When a dependency is failing, “uptime” is no longer a single, coherent goal. Instead, you are forced to choose between two distinct types of failure:
- Keep running and risk being wrong.
- Stop running and accept being unavailable.
The right answer depends on which failure is more expensive in your system.
The Decision Table
Outputs: STOP = refuse to run | DEGRADE = reduced response, queue, or last-known-good
| Question | If “Yes” | If “No” |
|---|---|---|
| Does the action have irreversible side effects? | STOP (fail closed) | DEGRADE |
| Is a wrong result worse than no result? | STOP | DEGRADE |
| Can you reconcile later with an audit trail? | DEGRADE | STOP likely |
| Can you clearly label “stale” as stale? | DEGRADE | STOP likely |
| Is this trust, money, or compliance sensitive? | STOP | DEGRADE |
The Rule of Thumb
If you cannot undo it, cannot reconcile it, and cannot clearly communicate uncertainty, then you should not run it.
Concrete Examples
STOP (Fail Closed)
- Payments: Charging a card when the ledger or fraud check is unreliable.

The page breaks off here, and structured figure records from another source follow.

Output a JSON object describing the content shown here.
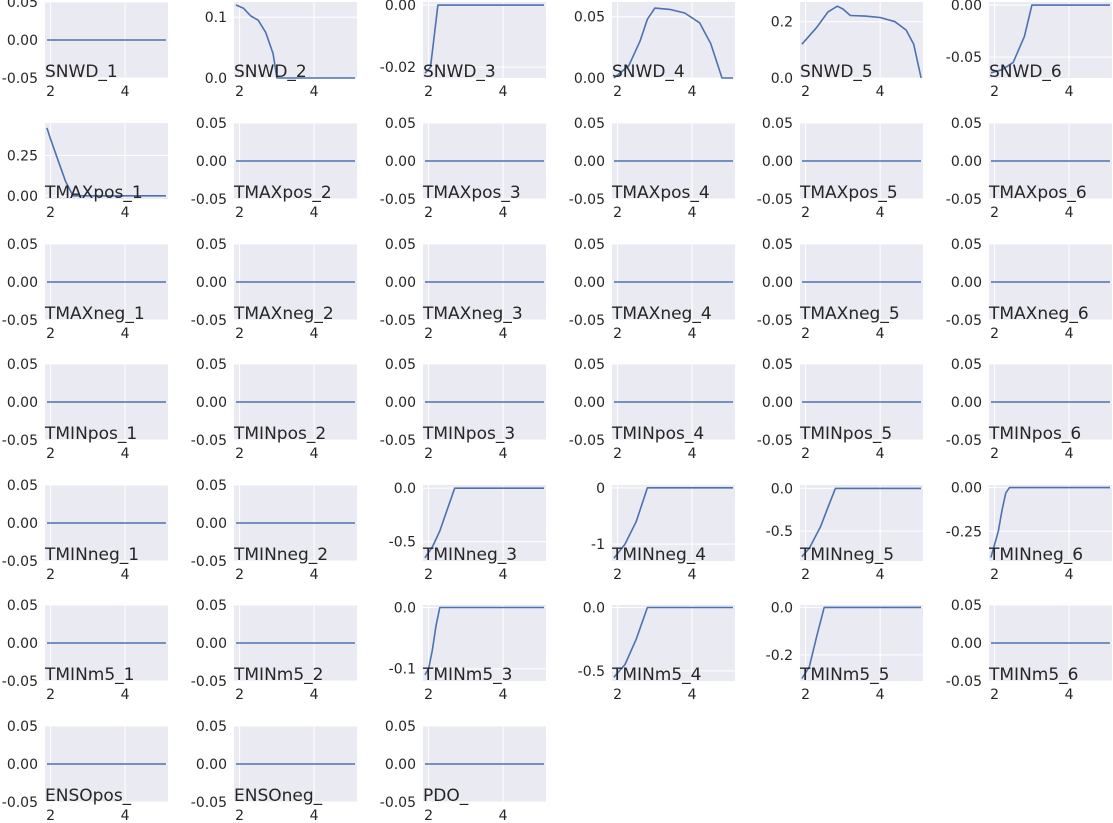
{
  "style": {
    "plot_bg": "#eaeaf2",
    "grid_color": "#ffffff",
    "line_color": "#4c72b0",
    "text_color": "#262626"
  },
  "chart_data": [
    {
      "type": "line",
      "label": "SNWD_1",
      "x": [
        1.9,
        5.1
      ],
      "y": [
        0,
        0
      ],
      "ylim": [
        -0.05,
        0.05
      ],
      "yticks": [
        "0.05",
        "0.00",
        "-0.05"
      ],
      "xticks": [
        "2",
        "4"
      ]
    },
    {
      "type": "line",
      "label": "SNWD_2",
      "x": [
        1.9,
        2.1,
        2.3,
        2.5,
        2.7,
        2.9,
        3.0,
        3.2,
        4.0,
        5.1
      ],
      "y": [
        0.12,
        0.115,
        0.102,
        0.095,
        0.075,
        0.04,
        0.0,
        0.0,
        0.0,
        0.0
      ],
      "ylim": [
        0,
        0.125
      ],
      "yticks": [
        "0.1",
        "0.0"
      ],
      "xticks": [
        "2",
        "4"
      ]
    },
    {
      "type": "line",
      "label": "SNWD_3",
      "x": [
        1.9,
        2.05,
        2.15,
        2.25,
        3.0,
        4.0,
        5.1
      ],
      "y": [
        -0.022,
        -0.02,
        -0.01,
        0.0,
        0.0,
        0.0,
        0.0
      ],
      "ylim": [
        -0.0235,
        0.001
      ],
      "yticks": [
        "0.00",
        "-0.02"
      ],
      "xticks": [
        "2",
        "4"
      ]
    },
    {
      "type": "line",
      "label": "SNWD_4",
      "x": [
        1.9,
        2.3,
        2.6,
        2.8,
        3.0,
        3.4,
        3.8,
        4.2,
        4.5,
        4.8,
        5.1
      ],
      "y": [
        0,
        0.01,
        0.03,
        0.048,
        0.057,
        0.056,
        0.053,
        0.045,
        0.028,
        0,
        0
      ],
      "ylim": [
        0,
        0.062
      ],
      "yticks": [
        "0.05",
        "0.00"
      ],
      "xticks": [
        "2",
        "4"
      ]
    },
    {
      "type": "line",
      "label": "SNWD_5",
      "x": [
        1.9,
        2.3,
        2.6,
        2.85,
        3.0,
        3.2,
        3.6,
        4.0,
        4.4,
        4.7,
        4.9,
        5.1
      ],
      "y": [
        0.12,
        0.18,
        0.235,
        0.255,
        0.245,
        0.222,
        0.22,
        0.215,
        0.2,
        0.17,
        0.12,
        0.0
      ],
      "ylim": [
        0,
        0.27
      ],
      "yticks": [
        "0.2",
        "0.0"
      ],
      "xticks": [
        "2",
        "4"
      ]
    },
    {
      "type": "line",
      "label": "SNWD_6",
      "x": [
        1.9,
        2.2,
        2.5,
        2.8,
        3.0,
        4.0,
        5.1
      ],
      "y": [
        -0.065,
        -0.062,
        -0.055,
        -0.03,
        0.0,
        0.0,
        0.0
      ],
      "ylim": [
        -0.07,
        0.003
      ],
      "yticks": [
        "0.00",
        "-0.05"
      ],
      "xticks": [
        "2",
        "4"
      ]
    },
    {
      "type": "line",
      "label": "TMAXpos_1",
      "x": [
        1.9,
        2.0,
        2.2,
        2.4,
        2.6,
        3.0,
        4.0,
        5.1
      ],
      "y": [
        0.42,
        0.35,
        0.22,
        0.09,
        0.0,
        0.0,
        0.0,
        0.0
      ],
      "ylim": [
        -0.02,
        0.45
      ],
      "yticks": [
        "0.25",
        "0.00"
      ],
      "xticks": [
        "2",
        "4"
      ]
    },
    {
      "type": "line",
      "label": "TMAXpos_2",
      "x": [
        1.9,
        5.1
      ],
      "y": [
        0,
        0
      ],
      "ylim": [
        -0.05,
        0.05
      ],
      "yticks": [
        "0.05",
        "0.00",
        "-0.05"
      ],
      "xticks": [
        "2",
        "4"
      ]
    },
    {
      "type": "line",
      "label": "TMAXpos_3",
      "x": [
        1.9,
        5.1
      ],
      "y": [
        0,
        0
      ],
      "ylim": [
        -0.05,
        0.05
      ],
      "yticks": [
        "0.05",
        "0.00",
        "-0.05"
      ],
      "xticks": [
        "2",
        "4"
      ]
    },
    {
      "type": "line",
      "label": "TMAXpos_4",
      "x": [
        1.9,
        5.1
      ],
      "y": [
        0,
        0
      ],
      "ylim": [
        -0.05,
        0.05
      ],
      "yticks": [
        "0.05",
        "0.00",
        "-0.05"
      ],
      "xticks": [
        "2",
        "4"
      ]
    },
    {
      "type": "line",
      "label": "TMAXpos_5",
      "x": [
        1.9,
        5.1
      ],
      "y": [
        0,
        0
      ],
      "ylim": [
        -0.05,
        0.05
      ],
      "yticks": [
        "0.05",
        "0.00",
        "-0.05"
      ],
      "xticks": [
        "2",
        "4"
      ]
    },
    {
      "type": "line",
      "label": "TMAXpos_6",
      "x": [
        1.9,
        5.1
      ],
      "y": [
        0,
        0
      ],
      "ylim": [
        -0.05,
        0.05
      ],
      "yticks": [
        "0.05",
        "0.00",
        "-0.05"
      ],
      "xticks": [
        "2",
        "4"
      ]
    },
    {
      "type": "line",
      "label": "TMAXneg_1",
      "x": [
        1.9,
        5.1
      ],
      "y": [
        0,
        0
      ],
      "ylim": [
        -0.05,
        0.05
      ],
      "yticks": [
        "0.05",
        "0.00",
        "-0.05"
      ],
      "xticks": [
        "2",
        "4"
      ]
    },
    {
      "type": "line",
      "label": "TMAXneg_2",
      "x": [
        1.9,
        5.1
      ],
      "y": [
        0,
        0
      ],
      "ylim": [
        -0.05,
        0.05
      ],
      "yticks": [
        "0.05",
        "0.00",
        "-0.05"
      ],
      "xticks": [
        "2",
        "4"
      ]
    },
    {
      "type": "line",
      "label": "TMAXneg_3",
      "x": [
        1.9,
        5.1
      ],
      "y": [
        0,
        0
      ],
      "ylim": [
        -0.05,
        0.05
      ],
      "yticks": [
        "0.05",
        "0.00",
        "-0.05"
      ],
      "xticks": [
        "2",
        "4"
      ]
    },
    {
      "type": "line",
      "label": "TMAXneg_4",
      "x": [
        1.9,
        5.1
      ],
      "y": [
        0,
        0
      ],
      "ylim": [
        -0.05,
        0.05
      ],
      "yticks": [
        "0.05",
        "0.00",
        "-0.05"
      ],
      "xticks": [
        "2",
        "4"
      ]
    },
    {
      "type": "line",
      "label": "TMAXneg_5",
      "x": [
        1.9,
        5.1
      ],
      "y": [
        0,
        0
      ],
      "ylim": [
        -0.05,
        0.05
      ],
      "yticks": [
        "0.05",
        "0.00",
        "-0.05"
      ],
      "xticks": [
        "2",
        "4"
      ]
    },
    {
      "type": "line",
      "label": "TMAXneg_6",
      "x": [
        1.9,
        5.1
      ],
      "y": [
        0,
        0
      ],
      "ylim": [
        -0.05,
        0.05
      ],
      "yticks": [
        "0.05",
        "0.00",
        "-0.05"
      ],
      "xticks": [
        "2",
        "4"
      ]
    },
    {
      "type": "line",
      "label": "TMINpos_1",
      "x": [
        1.9,
        5.1
      ],
      "y": [
        0,
        0
      ],
      "ylim": [
        -0.05,
        0.05
      ],
      "yticks": [
        "0.05",
        "0.00",
        "-0.05"
      ],
      "xticks": [
        "2",
        "4"
      ]
    },
    {
      "type": "line",
      "label": "TMINpos_2",
      "x": [
        1.9,
        5.1
      ],
      "y": [
        0,
        0
      ],
      "ylim": [
        -0.05,
        0.05
      ],
      "yticks": [
        "0.05",
        "0.00",
        "-0.05"
      ],
      "xticks": [
        "2",
        "4"
      ]
    },
    {
      "type": "line",
      "label": "TMINpos_3",
      "x": [
        1.9,
        5.1
      ],
      "y": [
        0,
        0
      ],
      "ylim": [
        -0.05,
        0.05
      ],
      "yticks": [
        "0.05",
        "0.00",
        "-0.05"
      ],
      "xticks": [
        "2",
        "4"
      ]
    },
    {
      "type": "line",
      "label": "TMINpos_4",
      "x": [
        1.9,
        5.1
      ],
      "y": [
        0,
        0
      ],
      "ylim": [
        -0.05,
        0.05
      ],
      "yticks": [
        "0.05",
        "0.00",
        "-0.05"
      ],
      "xticks": [
        "2",
        "4"
      ]
    },
    {
      "type": "line",
      "label": "TMINpos_5",
      "x": [
        1.9,
        5.1
      ],
      "y": [
        0,
        0
      ],
      "ylim": [
        -0.05,
        0.05
      ],
      "yticks": [
        "0.05",
        "0.00",
        "-0.05"
      ],
      "xticks": [
        "2",
        "4"
      ]
    },
    {
      "type": "line",
      "label": "TMINpos_6",
      "x": [
        1.9,
        5.1
      ],
      "y": [
        0,
        0
      ],
      "ylim": [
        -0.05,
        0.05
      ],
      "yticks": [
        "0.05",
        "0.00",
        "-0.05"
      ],
      "xticks": [
        "2",
        "4"
      ]
    },
    {
      "type": "line",
      "label": "TMINneg_1",
      "x": [
        1.9,
        5.1
      ],
      "y": [
        0,
        0
      ],
      "ylim": [
        -0.05,
        0.05
      ],
      "yticks": [
        "0.05",
        "0.00",
        "-0.05"
      ],
      "xticks": [
        "2",
        "4"
      ]
    },
    {
      "type": "line",
      "label": "TMINneg_2",
      "x": [
        1.9,
        5.1
      ],
      "y": [
        0,
        0
      ],
      "ylim": [
        -0.05,
        0.05
      ],
      "yticks": [
        "0.05",
        "0.00",
        "-0.05"
      ],
      "xticks": [
        "2",
        "4"
      ]
    },
    {
      "type": "line",
      "label": "TMINneg_3",
      "x": [
        1.9,
        2.1,
        2.3,
        2.5,
        2.7,
        3.0,
        4.0,
        5.1
      ],
      "y": [
        -0.65,
        -0.55,
        -0.4,
        -0.2,
        0.0,
        0.0,
        0.0,
        0.0
      ],
      "ylim": [
        -0.68,
        0.03
      ],
      "yticks": [
        "0.0",
        "-0.5"
      ],
      "xticks": [
        "2",
        "4"
      ]
    },
    {
      "type": "line",
      "label": "TMINneg_4",
      "x": [
        1.9,
        2.2,
        2.5,
        2.8,
        3.0,
        4.0,
        5.1
      ],
      "y": [
        -1.25,
        -1.0,
        -0.6,
        0.0,
        0.0,
        0.0,
        0.0
      ],
      "ylim": [
        -1.3,
        0.05
      ],
      "yticks": [
        "0",
        "-1"
      ],
      "xticks": [
        "2",
        "4"
      ]
    },
    {
      "type": "line",
      "label": "TMINneg_5",
      "x": [
        1.9,
        2.1,
        2.4,
        2.6,
        2.8,
        3.0,
        4.0,
        5.1
      ],
      "y": [
        -0.8,
        -0.7,
        -0.45,
        -0.22,
        0.0,
        0.0,
        0.0,
        0.0
      ],
      "ylim": [
        -0.85,
        0.04
      ],
      "yticks": [
        "0.0",
        "-0.5"
      ],
      "xticks": [
        "2",
        "4"
      ]
    },
    {
      "type": "line",
      "label": "TMINneg_6",
      "x": [
        1.9,
        2.1,
        2.2,
        2.3,
        2.4,
        3.0,
        4.0,
        5.1
      ],
      "y": [
        -0.4,
        -0.25,
        -0.13,
        -0.03,
        0.0,
        0.0,
        0.0,
        0.0
      ],
      "ylim": [
        -0.42,
        0.015
      ],
      "yticks": [
        "0.00",
        "-0.25"
      ],
      "xticks": [
        "2",
        "4"
      ]
    },
    {
      "type": "line",
      "label": "TMINm5_1",
      "x": [
        1.9,
        5.1
      ],
      "y": [
        0,
        0
      ],
      "ylim": [
        -0.05,
        0.05
      ],
      "yticks": [
        "0.05",
        "0.00",
        "-0.05"
      ],
      "xticks": [
        "2",
        "4"
      ]
    },
    {
      "type": "line",
      "label": "TMINm5_2",
      "x": [
        1.9,
        5.1
      ],
      "y": [
        0,
        0
      ],
      "ylim": [
        -0.05,
        0.05
      ],
      "yticks": [
        "0.05",
        "0.00",
        "-0.05"
      ],
      "xticks": [
        "2",
        "4"
      ]
    },
    {
      "type": "line",
      "label": "TMINm5_3",
      "x": [
        1.9,
        2.0,
        2.1,
        2.2,
        2.3,
        3.0,
        4.0,
        5.1
      ],
      "y": [
        -0.11,
        -0.1,
        -0.07,
        -0.03,
        0.0,
        0.0,
        0.0,
        0.0
      ],
      "ylim": [
        -0.12,
        0.004
      ],
      "yticks": [
        "0.0",
        "-0.1"
      ],
      "xticks": [
        "2",
        "4"
      ]
    },
    {
      "type": "line",
      "label": "TMINm5_4",
      "x": [
        1.9,
        2.2,
        2.5,
        2.8,
        3.0,
        4.0,
        5.1
      ],
      "y": [
        -0.55,
        -0.45,
        -0.25,
        0.0,
        0.0,
        0.0,
        0.0
      ],
      "ylim": [
        -0.58,
        0.02
      ],
      "yticks": [
        "0.0",
        "-0.5"
      ],
      "xticks": [
        "2",
        "4"
      ]
    },
    {
      "type": "line",
      "label": "TMINm5_5",
      "x": [
        1.9,
        2.1,
        2.3,
        2.5,
        3.0,
        4.0,
        5.1
      ],
      "y": [
        -0.3,
        -0.25,
        -0.12,
        0.0,
        0.0,
        0.0,
        0.0
      ],
      "ylim": [
        -0.31,
        0.01
      ],
      "yticks": [
        "0.0",
        "-0.2"
      ],
      "xticks": [
        "2",
        "4"
      ]
    },
    {
      "type": "line",
      "label": "TMINm5_6",
      "x": [
        1.9,
        5.1
      ],
      "y": [
        0,
        0
      ],
      "ylim": [
        -0.05,
        0.05
      ],
      "yticks": [
        "0.05",
        "0.00",
        "-0.05"
      ],
      "xticks": [
        "2",
        "4"
      ]
    },
    {
      "type": "line",
      "label": "ENSOpos_",
      "x": [
        1.9,
        5.1
      ],
      "y": [
        0,
        0
      ],
      "ylim": [
        -0.05,
        0.05
      ],
      "yticks": [
        "0.05",
        "0.00",
        "-0.05"
      ],
      "xticks": [
        "2",
        "4"
      ]
    },
    {
      "type": "line",
      "label": "ENSOneg_",
      "x": [
        1.9,
        5.1
      ],
      "y": [
        0,
        0
      ],
      "ylim": [
        -0.05,
        0.05
      ],
      "yticks": [
        "0.05",
        "0.00",
        "-0.05"
      ],
      "xticks": [
        "2",
        "4"
      ]
    },
    {
      "type": "line",
      "label": "PDO_",
      "x": [
        1.9,
        5.1
      ],
      "y": [
        0,
        0
      ],
      "ylim": [
        -0.05,
        0.05
      ],
      "yticks": [
        "0.05",
        "0.00",
        "-0.05"
      ],
      "xticks": [
        "2",
        "4"
      ]
    }
  ]
}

- Security: Granting access when identity or authorization checks are flaky.
- Messaging: Sending emails, webhooks, or orders when you cannot safely dedupe.
- State Mutation: Writing state when you might create a “partial truth” that looks complete.
DEGRADE (Keep Serving)
- Read-Heavy UI: Showing “last-known-good” data with an explicit “Data delayed” indicator.
- Analytics: Non-critical tracking that can lag without misleading business decisions.
- Async Tasks: Queueing work that is safe to process once dependencies recover.
- Optional Features: Disabling non-essential UI components to preserve the core experience.
The Hidden Requirement: Honesty
Degrade only works if the system is honest. Stale data that masquerades as fresh is often more dangerous than downtime, because it produces confident decisions on bad inputs.
Choosing to DEGRADE vs. STOP isn’t just an infrastructure pattern—it’s a product decision. You are deciding what kind of “wrong” you are willing to ship.